Not one given to fancies or daydreams, Madelyne was grateful for
the interruption of her inspection of Lord Mal Verne. She did not
care for the tingle that started in her fingers when she’d thought
to touch his lips.

After seeing that John had not injured his
hand other than the scrape of knuckles over a stone wall, Madelyne
busied herself chopping herbs for other treatments.

Some time later, when she turned away from
the old wooden table, she saw that Lord Mal Verne had wakened. He
sat partially inclined on the rough straw pallet, watching her with
cool gray eyes.

“Good morrow,” she greeted him calmly,
’though she felt a bit disconcerted that he’d been staring at her.
“Does your side pain you?”

He shook his head briefly. “Nay, no more
than any other hurt I’ve had.” His gaze skimmed over the other men
resting on their pallets, then returned to her. “The others?”

Madelyne nodded. “All are well. Most should
be out of bed within a day.” She added water to a shallow bowl
filled with finely chopped bruisewort leaves and stirred it with a
flat, wooden spoon. She would add dried woad and the paste would be
used in his poultice. “I must look at your wound, and change the
wrappings.”

He grunted what she assumed was an assent,
though it wouldn’t have mattered to her if he hadn’t—the poultice
had to be changed. He rolled to one side and she stuffed a lumpy
pillow behind his back to help him hold the position.

Working deftly, she pulled up the woolen
tunic one of the sisters had found for him, exposing the neat linen
bandage. Beneath, the clean slice through his flesh was an angry
red line with a careful row of stitches crossing over it. Blood
oozed slowly from the upper edge, but other than that, the wound
had congealed and was not puffed with bad humors. Pressing it
gently, she asked, “Does it pain you?”

“Nay.”

Madelyne clicked her tongue absently as she
pressed the cut to be certain more blood did not come forth. Then,
with a flat, wooden utensil, she spread the warm, sticky mass of
herbs over the wound.

Some of the pungent paste slid down his
side, over bronzed skin decorated with other, healed, wounds, into
the thick, dark hair that grew over his abdomen. She tried to catch
it with the spoon, but it matted into the coarse hair and clung
there. With a frown, Madelyne finished covering the wound with the
plaster, then lightly pressed a clean cloth over it.

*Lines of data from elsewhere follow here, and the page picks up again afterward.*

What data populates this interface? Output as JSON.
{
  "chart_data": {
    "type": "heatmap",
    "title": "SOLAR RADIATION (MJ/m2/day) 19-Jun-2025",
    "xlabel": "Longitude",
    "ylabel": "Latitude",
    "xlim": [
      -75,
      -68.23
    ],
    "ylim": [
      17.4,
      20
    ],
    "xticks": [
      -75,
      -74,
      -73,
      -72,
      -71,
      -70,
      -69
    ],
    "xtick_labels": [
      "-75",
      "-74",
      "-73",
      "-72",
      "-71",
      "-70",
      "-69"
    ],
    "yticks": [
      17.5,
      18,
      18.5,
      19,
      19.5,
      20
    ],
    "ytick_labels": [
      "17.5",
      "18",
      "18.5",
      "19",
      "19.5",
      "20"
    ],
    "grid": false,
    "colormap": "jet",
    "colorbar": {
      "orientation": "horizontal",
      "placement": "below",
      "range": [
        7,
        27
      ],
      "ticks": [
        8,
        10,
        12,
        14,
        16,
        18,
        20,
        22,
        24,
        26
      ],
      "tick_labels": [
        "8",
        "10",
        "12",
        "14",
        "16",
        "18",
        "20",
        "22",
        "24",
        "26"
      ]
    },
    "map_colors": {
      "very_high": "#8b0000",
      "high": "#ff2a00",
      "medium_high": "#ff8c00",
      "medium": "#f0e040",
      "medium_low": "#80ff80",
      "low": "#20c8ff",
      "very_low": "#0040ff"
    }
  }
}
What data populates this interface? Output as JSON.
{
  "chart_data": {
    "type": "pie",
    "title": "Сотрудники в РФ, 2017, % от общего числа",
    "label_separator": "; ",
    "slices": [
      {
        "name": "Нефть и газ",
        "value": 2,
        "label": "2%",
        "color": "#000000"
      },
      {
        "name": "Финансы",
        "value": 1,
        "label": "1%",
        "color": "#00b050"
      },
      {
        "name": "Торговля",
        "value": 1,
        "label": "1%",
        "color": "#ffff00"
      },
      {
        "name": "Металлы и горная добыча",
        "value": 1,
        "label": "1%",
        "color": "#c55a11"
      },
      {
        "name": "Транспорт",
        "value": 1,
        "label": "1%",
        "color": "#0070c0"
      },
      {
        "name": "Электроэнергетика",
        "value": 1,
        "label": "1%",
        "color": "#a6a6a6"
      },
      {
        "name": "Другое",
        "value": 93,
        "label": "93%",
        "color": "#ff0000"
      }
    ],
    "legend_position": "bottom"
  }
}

“Do you not move,” she told him, turning to
get a damp rag. She felt him watch her, silently and steadily, as
she brought back the dripping cloth, and was again conscious of the
steeliness of his unwavering gray eyes.

“Ere I first saw you, I believed I had died
and thought you to be the Madonna,” he spoke, breaking the
silence.

Madelyne glanced at him, a wry smile
hovering at the corners of her lips. “And now, my lord?” She looked
down, using the cloth to wipe away at the paste that had gathered
in the hair on his stomach. His skin was warm and the ridges of
muscle in his middle were smooth and hard under the cloth. When her
hand brushed over bare skin, that tingle that had started in her
fingertips returned. Her mouth went dry. The texture of another’s
flesh had never felt so warm, so soft and hard all at once…’twas
foreign and stirring and she felt odd.

“Now? Now I wonder why one as fair as you
would choose the cloistered life.”

She jerked her attention from the sensation
of touching his skin, raising her gaze to be caught and held by
his. Pulling the cloth from his skin, she looked away and her
scattered thoughts returned to order. “The freedom that we enjoy is
not to be had anywhere but in an abbey.”